This is just the government trying to single out a narrow group of people for a tax increase. This kind of thing usually works because the tax increase won't affect the majority. The problem is we all belong to a narrow little group somehow. If we tolerate this, sooner or later we will all be at the receiving end of some special tax.
The arts-snobblers in my town have been trying to convince we
hoi polloi since 1982 that this piece of ironmongery is
art: Mark di Suvero's
The Calling.
Locals mostly call it something else, and use the word "puckered"
in the same sentence quite a lot.
The beautiful addition to the Milwaukee Art Museum in the
background just makes the "Orange Asterisk" look even uglier than
it did when di Suvero's little joke on the good burghers of the
city was set against green parkland, the blue of Lake Michigan, and
the changeable sky. In winter, against a background of grey and
white, the thing looked like a metastasized traffic barrier.
Kevin
Metal fabrication has been art for millenia.
No, it hasn't. *Some* forms of metal fabrication have been
considered art (e.g., goldsmithing), but most aren't. You won't
find anybody who thinks of the manufacture of ball bearings and
wire as a form of artistic expression, for example.

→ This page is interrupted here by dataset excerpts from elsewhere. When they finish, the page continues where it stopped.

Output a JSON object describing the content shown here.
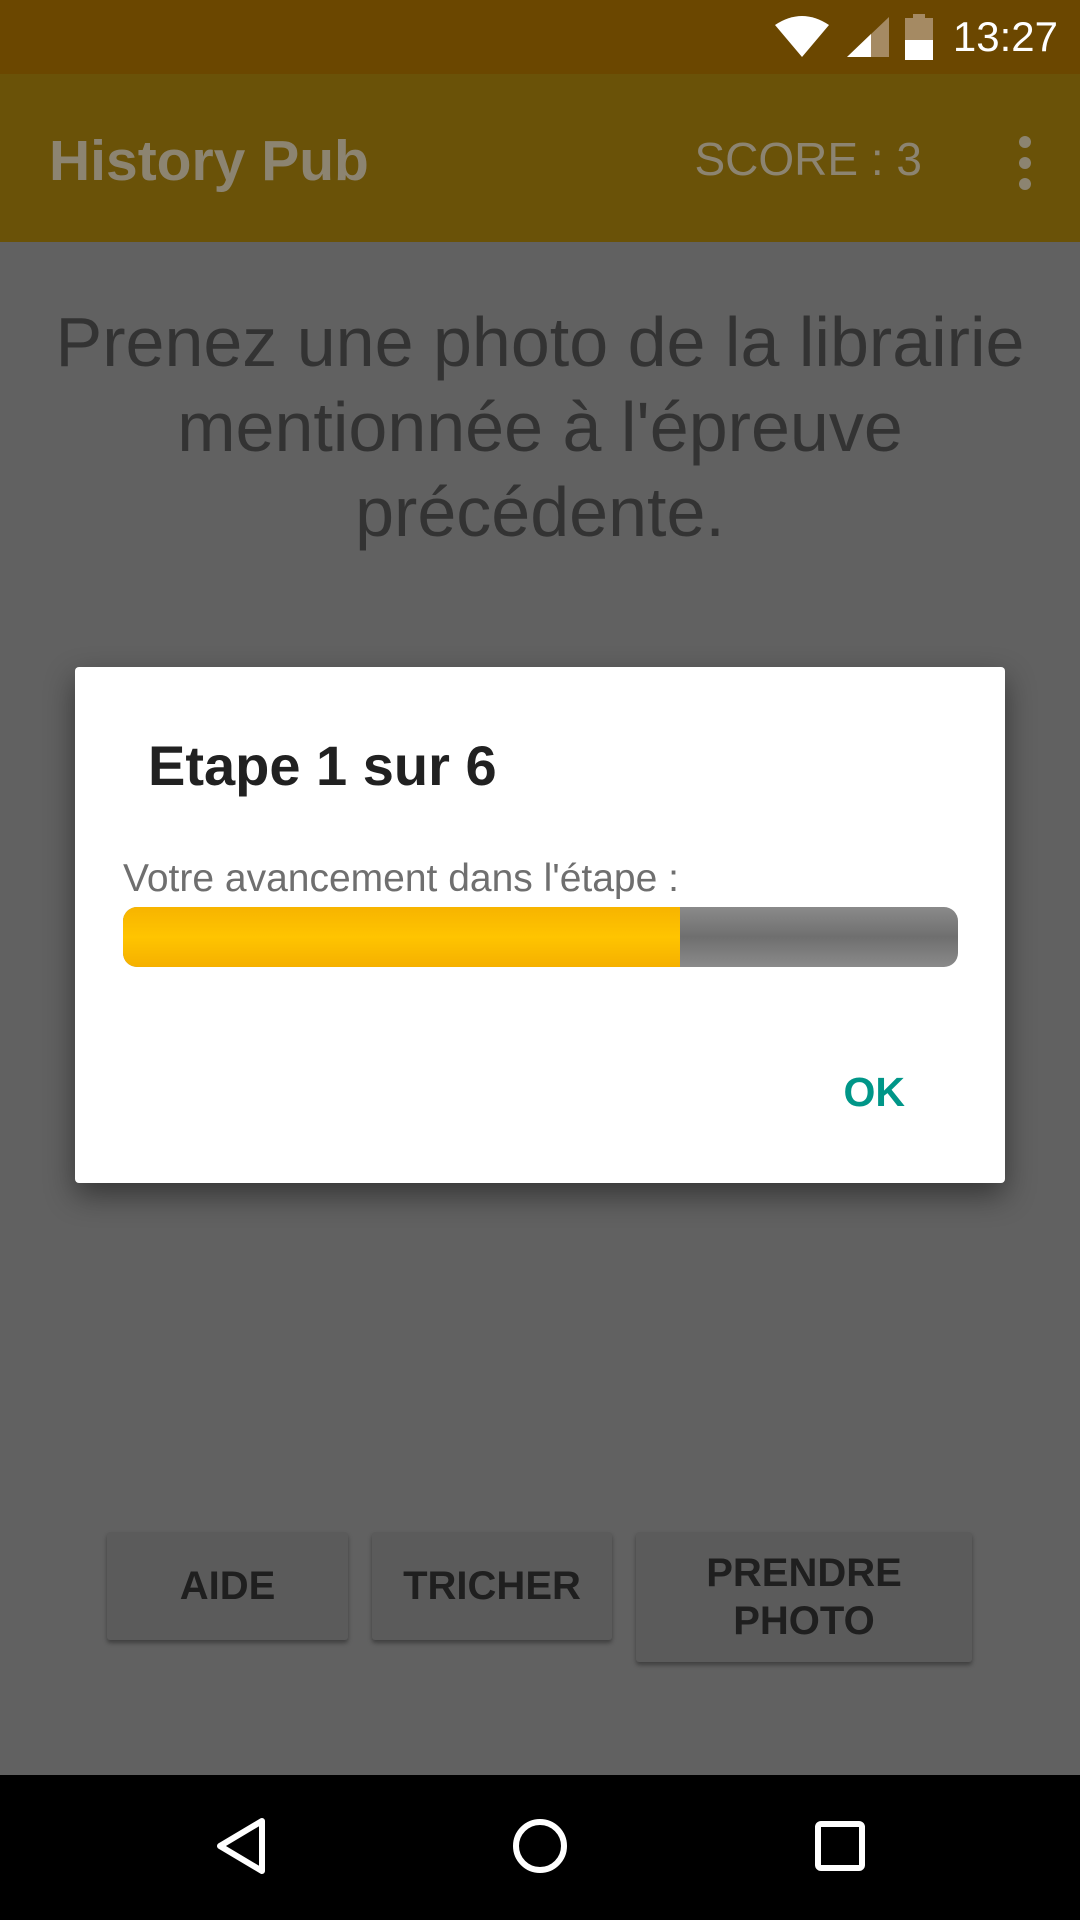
{
  "status_bar": {
    "time": "13:27",
    "icons": [
      "wifi-icon",
      "signal-icon",
      "battery-icon"
    ]
  },
  "app_bar": {
    "title": "History Pub",
    "score": "SCORE : 3",
    "menu_icon": "overflow-menu-icon"
  },
  "content": {
    "instruction": "Prenez une photo de la librairie mentionnée à l'épreuve précédente.",
    "buttons": {
      "aide": "AIDE",
      "tricher": "TRICHER",
      "prendre_photo": "PRENDRE PHOTO"
    }
  },
  "dialog": {
    "title": "Etape 1 sur 6",
    "progress_label": "Votre avancement dans l'étape :",
    "progress_value": 0.667,
    "ok_label": "OK"
  },
  "nav_bar": {
    "icons": [
      "back-icon",
      "home-icon",
      "recents-icon"
    ]
  },
  "colors": {
    "status_bar": "#6b4700",
    "app_bar": "#6a5208",
    "progress_fill": "#ffc107",
    "accent": "#009688"
  }
}
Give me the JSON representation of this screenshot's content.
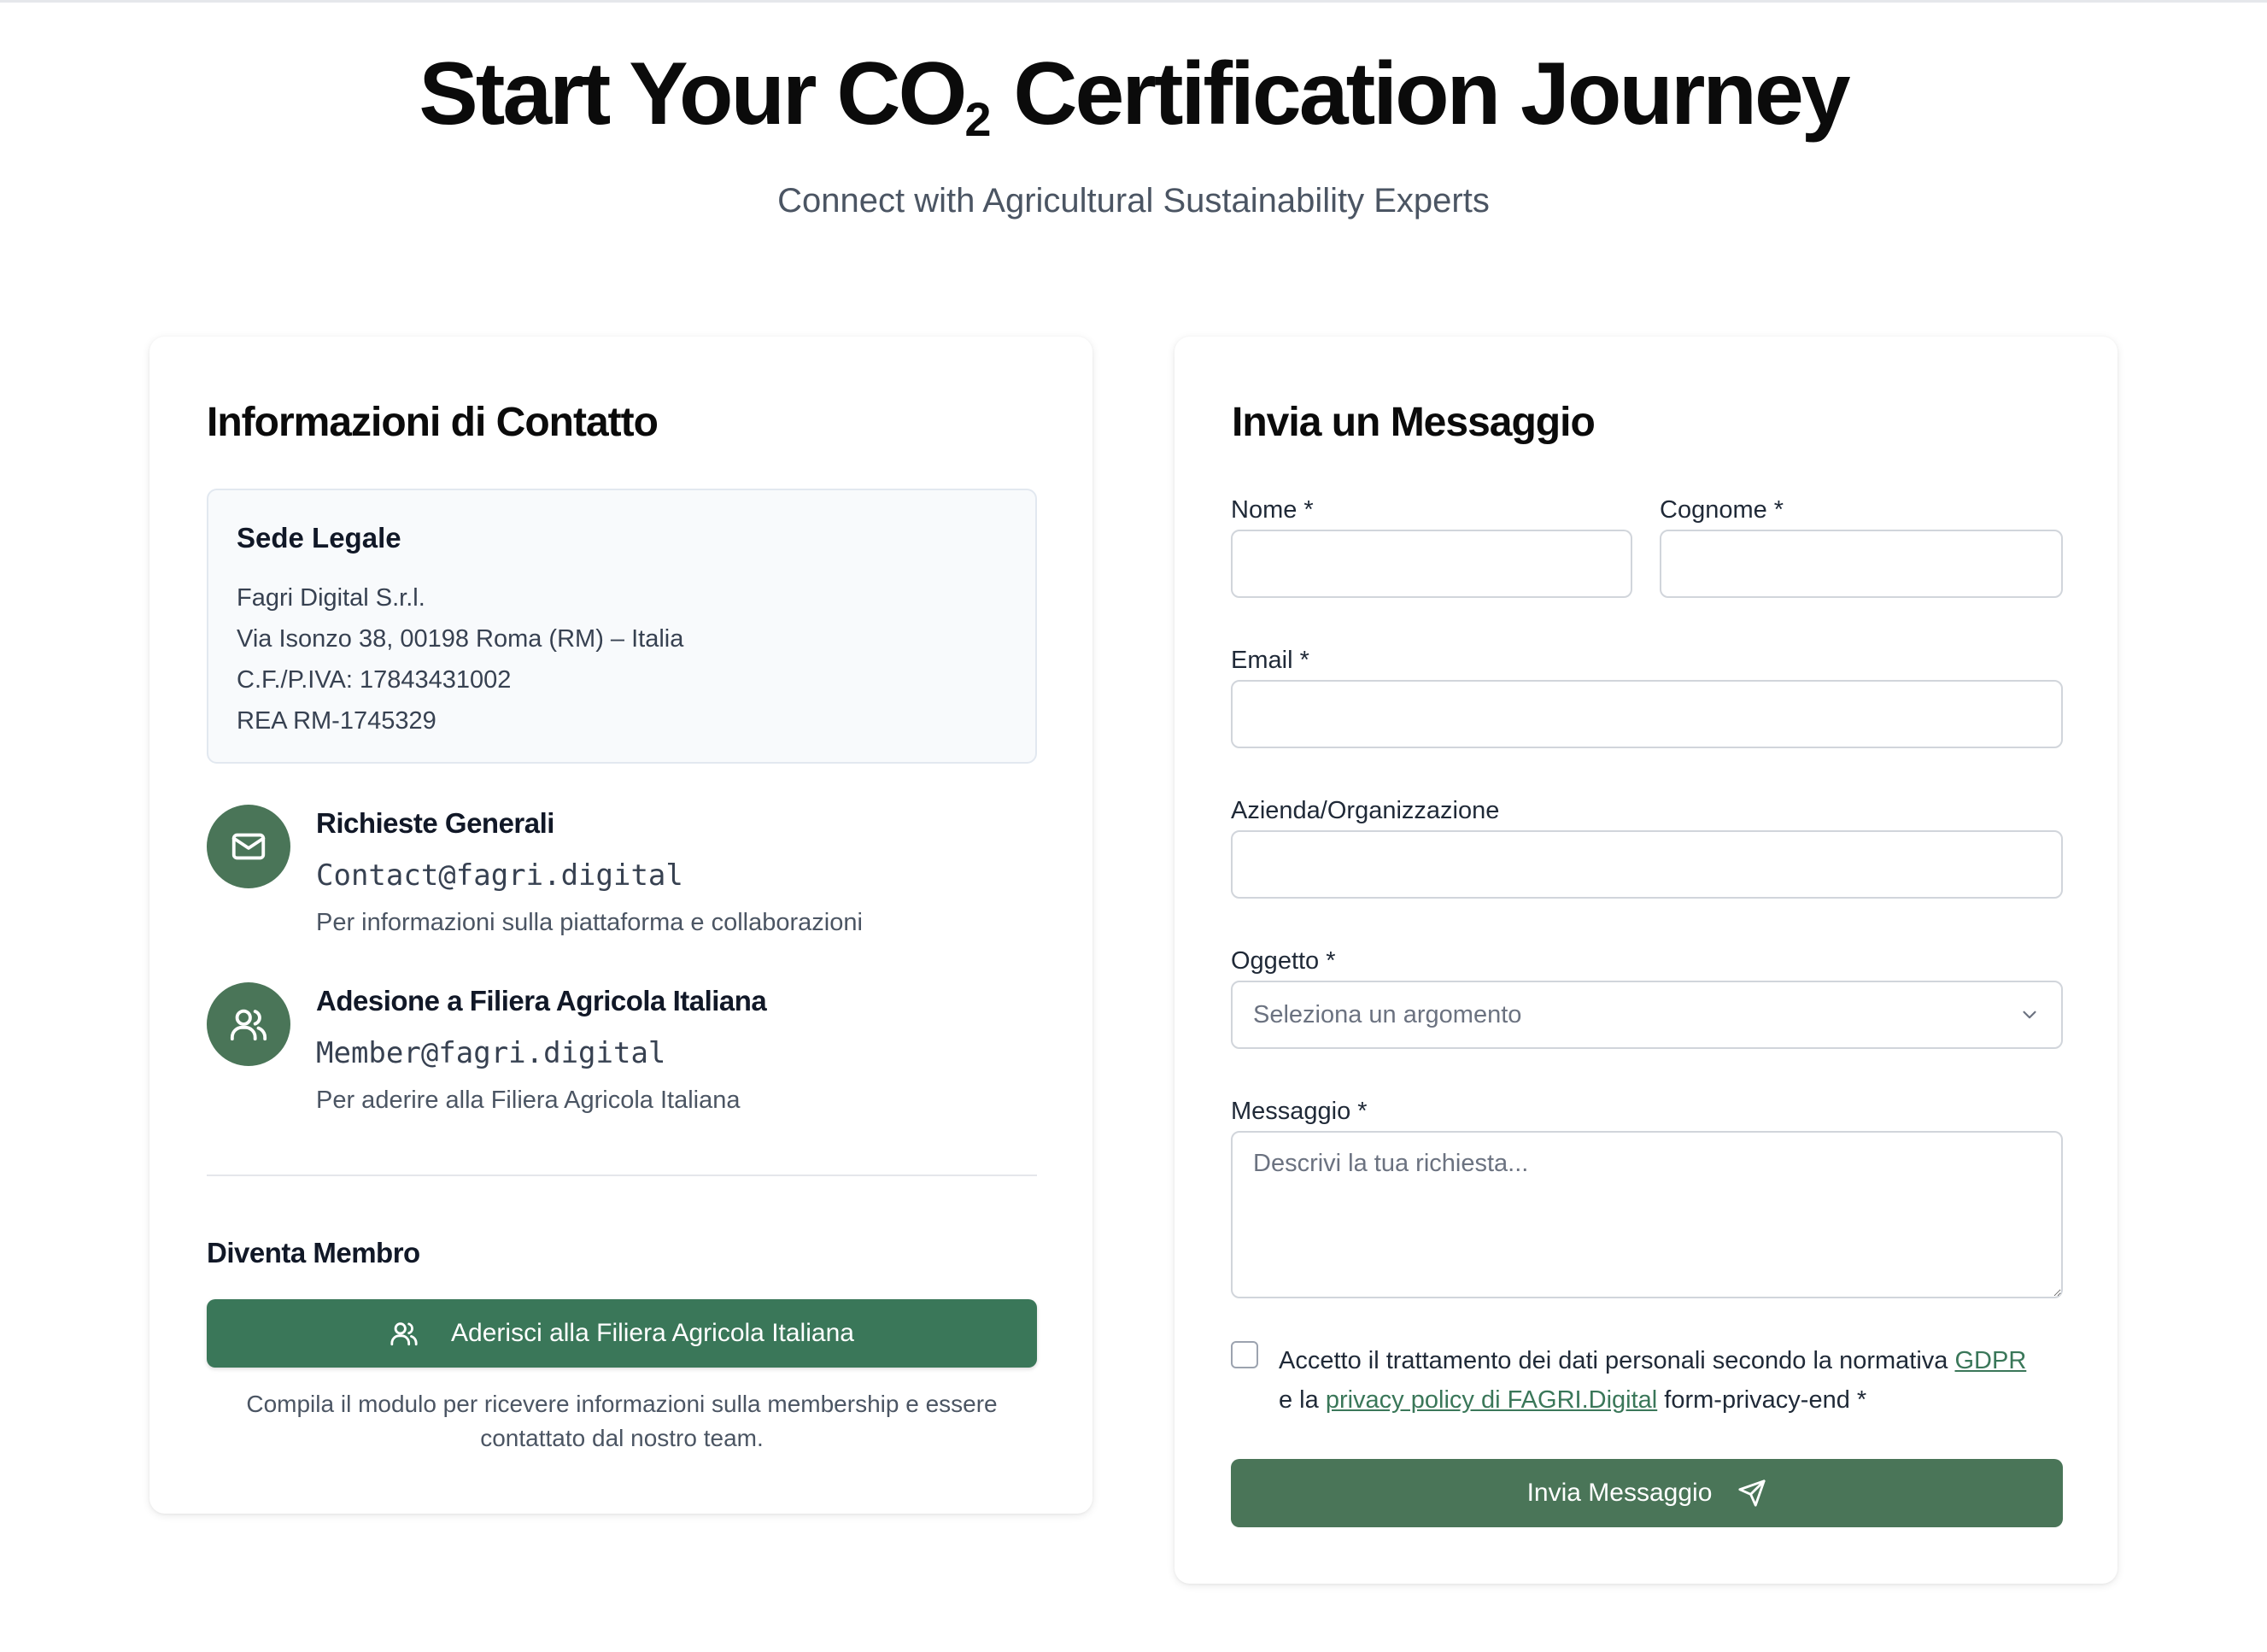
{
  "hero": {
    "title_pre": "Start Your CO",
    "title_sub": "2",
    "title_post": " Certification Journey",
    "subtitle": "Connect with Agricultural Sustainability Experts"
  },
  "contact_card": {
    "title": "Informazioni di Contatto",
    "sede": {
      "title": "Sede Legale",
      "lines": [
        "Fagri Digital S.r.l.",
        "Via Isonzo 38, 00198 Roma (RM) – Italia",
        "C.F./P.IVA: 17843431002",
        "REA RM-1745329"
      ]
    },
    "contacts": [
      {
        "icon": "mail-icon",
        "title": "Richieste Generali",
        "email": "Contact@fagri.digital",
        "description": "Per informazioni sulla piattaforma e collaborazioni"
      },
      {
        "icon": "users-icon",
        "title": "Adesione a Filiera Agricola Italiana",
        "email": "Member@fagri.digital",
        "description": "Per aderire alla Filiera Agricola Italiana"
      }
    ],
    "member": {
      "title": "Diventa Membro",
      "button_label": "Aderisci alla Filiera Agricola Italiana",
      "note": "Compila il modulo per ricevere informazioni sulla membership e essere contattato dal nostro team."
    }
  },
  "form_card": {
    "title": "Invia un Messaggio",
    "fields": {
      "nome": {
        "label": "Nome *",
        "value": ""
      },
      "cognome": {
        "label": "Cognome *",
        "value": ""
      },
      "email": {
        "label": "Email *",
        "value": ""
      },
      "azienda": {
        "label": "Azienda/Organizzazione",
        "value": ""
      },
      "oggetto": {
        "label": "Oggetto *",
        "selected": "Seleziona un argomento"
      },
      "messaggio": {
        "label": "Messaggio *",
        "placeholder": "Descrivi la tua richiesta..."
      }
    },
    "consent": {
      "text_before": "Accetto il trattamento dei dati personali secondo la normativa ",
      "gdpr_link": "GDPR",
      "text_middle": " e la ",
      "privacy_link": "privacy policy di FAGRI.Digital",
      "text_after": " form-privacy-end *",
      "checked": false
    },
    "submit_label": "Invia Messaggio"
  },
  "colors": {
    "accent_green": "#3a7759",
    "icon_circle": "#4a7558",
    "submit_button": "#4a7558"
  }
}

Isaac, the difference between staging "Hair" and operating a
shop that stamps out hubcaps is very clearcut - one is clearly
expressive, and the other clearly is not.
Stripping, it seems, just slips in under the wire as qualifying as
an artistic producation.
Czar, " see public displays of sexuality (including nudity,
stripping and porn) to include an inherent protest against outdated
sexual mores." Really? In Vegas? Would there be some point at which
those sexual mores become so obsolete, that stripping ceases to be
a protest against them, and then loses its expressive value?
Joe:
Some hubcaps ARE works of art. Others aren't. So why treat hubcaps
differently? As many in the arts community keep trying to convince
the rest of us, art is everywhere.
I don't care for the dance = speech equation. I'd much rather the
argument were rooted in the 9th Amendment (you know, the one that
was forgotten seconds after ratification). The 9th says "The
enumeration in the Constitution of certain rights shall not be
construed to deny or disparage others retained by the people." One
could argue that based on the rights of speech, press, and assembly
that ARE enumerated, an reasonable application of the 9th Amendment
prevents the government from forbidding other arts, including
dancing nude before an audience of self-selected patrons.
But unfortunately, the 9th has a cloaking device attached to it.
Somehow, only libertarians seems to be able to negate the cloak.